Однако такая слабая, духовно нищая и осознающая свою нищету и немощь душа, которую и инквизитор, и антихрист пытаются «защитить от Христа», только и способна предать себя в волю Божию, а значит − принять великий и страшный Христов дар.
Своеволие и ужас перед свободой всегда там, где угасает вера в Христа. Но свобода − всегда со Христом. Без Него она есть то, чего человек «не вынесет».
Парадоксы свободы
Свобода предстаёт человеку во всей своей двусмысленности и «двуличии»: действительно, существуют как бы два лика свободы − тёмный и светлый, две стороны её − отрицательная (свобода от) и положительная (свобода для), два качества − «безосновная» свобода «в ничто» и свобода, укоренённая в добре, обретённая в истине, свобода во Христе.
Несмотря на то что человечество (философия, богословие, этика и т. д.) относилось всегда с подозрением к образу этой первой свободы − произволению («произволу»), тем не менее и она не может быть расценена иначе чем Божий дар. И она имеет непреложную ценность. И она свидетельствует о богоподобии человека, даже если человек может соблазниться этим своим богоподобием в силу данной ему свободы.
Однако существует проблема перехода низшего вида свободы в её высший вид. Очевидно, что произволение не может быть подавлено в человеке во имя свободы в добре, иначе последняя стала бы карикатурой на себя самое: насильственное уничтожение субъективного произволения приводило бы к созданию выморочного мира, где правит очередной великий инквизитор. Искоренение низшей свободы приводит к утрате и высшей. Она подменяется произволом великих инквизиторов и диктатурой необходимости, в противном случае ослушников ожидают аутодафе. Таким образом, «высшая свобода» при попрании низшей оборачивается для человека рабством.
Однако очевидно одно: свобода в добре и истине не есть уже свобода произвола, хотя и содержит его в себе в некоем преображённом виде. Непреображенный же произвол (своеволие и самочиние) сам встаёт на пути к свободе в добре и истине.
Преображение не уничтожает, а сохраняет и преобразует преображаемый материал.

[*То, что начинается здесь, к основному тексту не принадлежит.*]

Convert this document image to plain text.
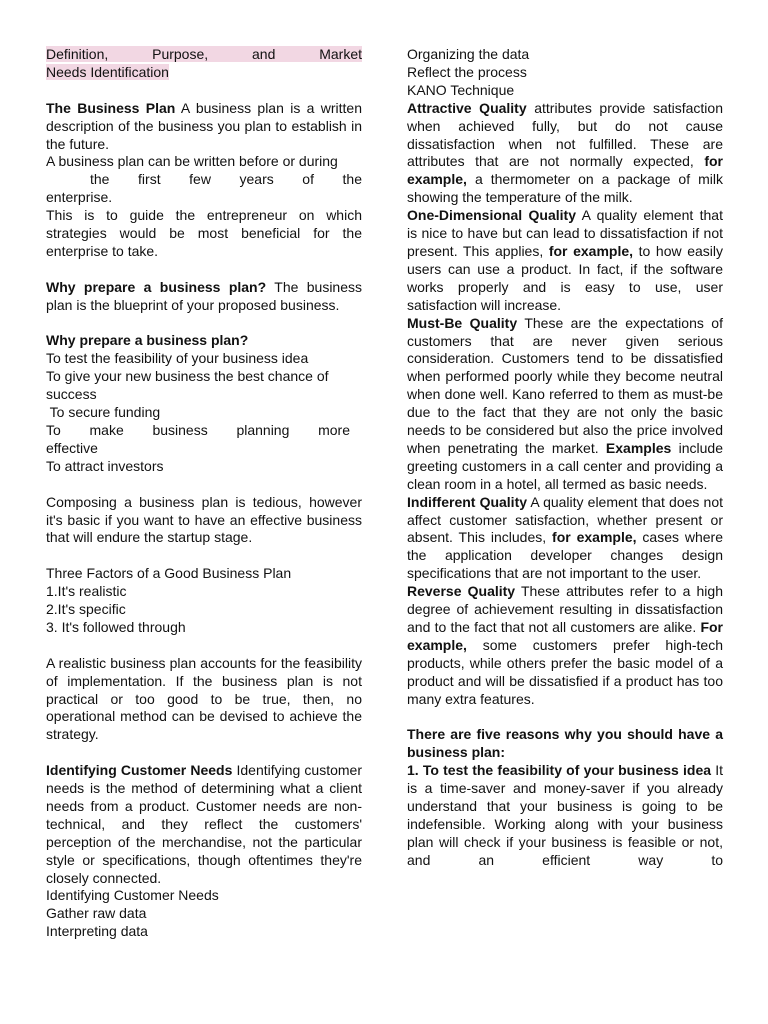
Definition, Purpose, and Market

Needs Identification

The Business Plan A business plan is a written description of the business you plan to establish in the future.

A business plan can be written before or during

the first few years of the

enterprise.

This is to guide the entrepreneur on which strategies would be most beneficial for the enterprise to take.

Why prepare a business plan? The business plan is the blueprint of your proposed business.

Why prepare a business plan?

To test the feasibility of your business idea

To give your new business the best chance of success

To secure funding

To make business planning more

effective

To attract investors

Composing a business plan is tedious, however it's basic if you want to have an effective business that will endure the startup stage.

Three Factors of a Good Business Plan

1.It's realistic

2.It's specific

3. It's followed through

A realistic business plan accounts for the feasibility of implementation. If the business plan is not practical or too good to be true, then, no operational method can be devised to achieve the strategy.

Identifying Customer Needs Identifying customer needs is the method of determining what a client needs from a product. Customer needs are non-technical, and they reflect the customers' perception of the merchandise, not the particular style or specifications, though oftentimes they're closely connected.

Identifying Customer Needs

Gather raw data

Interpreting data

Organizing the data

Reflect the process

KANO Technique

Attractive Quality attributes provide satisfaction when achieved fully, but do not cause dissatisfaction when not fulfilled. These are attributes that are not normally expected, for example, a thermometer on a package of milk showing the temperature of the milk.

One-Dimensional Quality A quality element that is nice to have but can lead to dissatisfaction if not present. This applies, for example, to how easily users can use a product. In fact, if the software works properly and is easy to use, user satisfaction will increase.

Must-Be Quality These are the expectations of customers that are never given serious consideration. Customers tend to be dissatisfied when performed poorly while they become neutral when done well. Kano referred to them as must-be due to the fact that they are not only the basic needs to be considered but also the price involved when penetrating the market. Examples include greeting customers in a call center and providing a clean room in a hotel, all termed as basic needs.

Indifferent Quality A quality element that does not affect customer satisfaction, whether present or absent. This includes, for example, cases where the application developer changes design specifications that are not important to the user.

Reverse Quality These attributes refer to a high degree of achievement resulting in dissatisfaction and to the fact that not all customers are alike. For example, some customers prefer high-tech products, while others prefer the basic model of a product and will be dissatisfied if a product has too many extra features.

There are five reasons why you should have a business plan:

1. To test the feasibility of your business idea It is a time-saver and money-saver if you already understand that your business is going to be indefensible. Working along with your business plan will check if your business is feasible or not, and an efficient way to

Преображённый произвол есть необходимое условие высшей свободы, её категориальный момент, принцип её самоосуществления.
Б. П. Вышеславцев применяет к произволу такого рода слово «сублимированный»[205], то есть возведённый от низшей категории к высшей, в отличие от профанации, низводящей высшие понятия к низшим, как это делал Зигмунд Фрейд, объяснявший все высокие стремления человеческого духа сексуальными влечениями, или Карл Маркс, сводивший жизнь духа к борьбе классов.
Свобода воли осуществляется в выборе ценностей, ибо воля может отдавать предпочтение одним ценностям перед другими, вовсе отвергать общепринятые (например христианские) ценности во имя каких-то иных, а может вообще опрокидывать всю ценностную иерархию и избирать для себя собственное «я так хочу» в качестве главного мотива… Однако осуществлённый выбор ценности уже подразумевает и влечёт за собой как служение ей, так и претворение её в реальность, то есть исполнение некоего долженствования по отношению к ней. Таким образом, может показаться, что сделанный выбор, чреватый бременем долженствования, уже цензурирует произволение, принуждает к подчинению, сковывает живое и подвижное волевое начало. И тем не менее даже и в этом случае воля остаётся свободной по отношению к этому долженствованию. Каким образом? В некоем идеальном плане долженствования воля не парализована этически должным, она вольна выбирать, подчиниться ли ей или уклониться от подчинения. Она неустойчива, она зыбка, в ней нет никакого механизма закреплённости за этим долженствованием. Она сохраняет своё самовластие («аутекзусию»), равно и спасительное, и роковое. И здесь кроется явный парадокс: ведь если воля может быть свободна от причинности, то как может она быть свободной от ею же избранной ценности с её долженствованием?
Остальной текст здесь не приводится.